To solve the mentioned problems, attempts have been repeatedly made to develop such a system of remote payments, where the role of an intermediary would be minimized. However, such electronic payment systems turned out to be unviable due to reliability and security problems. Due to the peculiarities of computer technology, when the same information can be copied to the nearest bit, all remote payment solutions made it possible to pay, under certain circumstances, with the same coin several times. That is why in any such system, a trusted intermediary is needed, who will provide confirmation of the payment and the availability of funds on the payer’s account.
Knowing this, it can be understood that bitcoin is a means of payment that can ensure the trust of the participants in the transaction in situations where this trust cannot be obtained objectively. Also, the first cryptocurrency solved another problem of payment systems — this is the absence of the need to use secure communication channels to transmit information about payments. Thus, bitcoin became the means that made it possible to transfer ownership of an asset directly, without intermediaries, through ordinary communication channels, which were used by the world Wide Web.
How Bitcoin works
Bitcoin is a registry of records stored in the form of a distributed registry called [blockchain] (/blog/tools/technologies/blockchain-kak-poyavilis-cepochki-blokov/). Although information is stored in the open in the blockchain, however, there are no records of the actual owner of an address. Also, in contrast to banking and classical payment systems, information about the wallet balance is not recorded, but calculated each time when accessing the distributed registry. Simply put, if there is a cell in the bank database with data on available funds, then bitcoin passes through the chain, where, for example, there is information that 5 bitcoins were received to a specific address in two transactions, and only two were spent, will reflect the available balance of three coins in the client program.
The main components of using bitcoin are keys, private and public. We discussed this implementation in more detail in articles about cryptography here and here. In simple words about bitcoin, we can say this: by generating an access key to the wallet, the user automatically receives the address to which payments will be made. At the same time, there is no need to have access to the Internet, the program can generate a pair offline, which makes it possible to organize secure storage cryptocurrencies.
To send funds from one address to another, it is enough to initiate a transfer in the client program and sign it with your private key. After being sent to the network, the miners involved in maintaining the bitcoin network’s operability include information about the transaction in the distributed registry, and the transfer can be considered completed. You can read more about the implementation of blockchain in cryptocurrency in this article.

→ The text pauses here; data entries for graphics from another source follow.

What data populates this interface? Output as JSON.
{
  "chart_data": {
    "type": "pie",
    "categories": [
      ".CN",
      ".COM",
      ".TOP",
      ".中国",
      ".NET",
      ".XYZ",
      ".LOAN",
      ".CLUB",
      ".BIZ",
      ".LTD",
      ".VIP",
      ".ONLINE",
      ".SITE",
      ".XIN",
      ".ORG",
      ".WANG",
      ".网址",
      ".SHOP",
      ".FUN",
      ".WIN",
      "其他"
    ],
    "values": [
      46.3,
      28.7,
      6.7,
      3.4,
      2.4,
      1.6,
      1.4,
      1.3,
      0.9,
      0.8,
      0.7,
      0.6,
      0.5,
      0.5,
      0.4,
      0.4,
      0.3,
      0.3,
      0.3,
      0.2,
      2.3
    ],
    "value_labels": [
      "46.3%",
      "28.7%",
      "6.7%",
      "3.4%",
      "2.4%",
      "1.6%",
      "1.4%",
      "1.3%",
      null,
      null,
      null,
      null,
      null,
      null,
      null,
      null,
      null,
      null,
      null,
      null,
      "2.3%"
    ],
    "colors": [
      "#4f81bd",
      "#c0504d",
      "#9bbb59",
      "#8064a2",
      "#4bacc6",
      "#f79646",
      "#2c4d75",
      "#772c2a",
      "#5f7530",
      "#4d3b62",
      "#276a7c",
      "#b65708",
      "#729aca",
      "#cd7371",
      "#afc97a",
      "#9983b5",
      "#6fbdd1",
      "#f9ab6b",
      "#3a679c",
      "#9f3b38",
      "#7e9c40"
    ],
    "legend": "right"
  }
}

Although bitcoin has become a breakthrough in the world of digital finance, many other cryptocurrencies have appeared after it. Some simply copied the source code and the block chain when they saw the development of the coin in a different direction from most. Others have been developing an entirely new model, giving users new features or increased privacy. In any case, it was bitcoin that launched a new milestone in the world of digital money, and understanding what it is will be useful if you want to use a reliable means of saving or payment.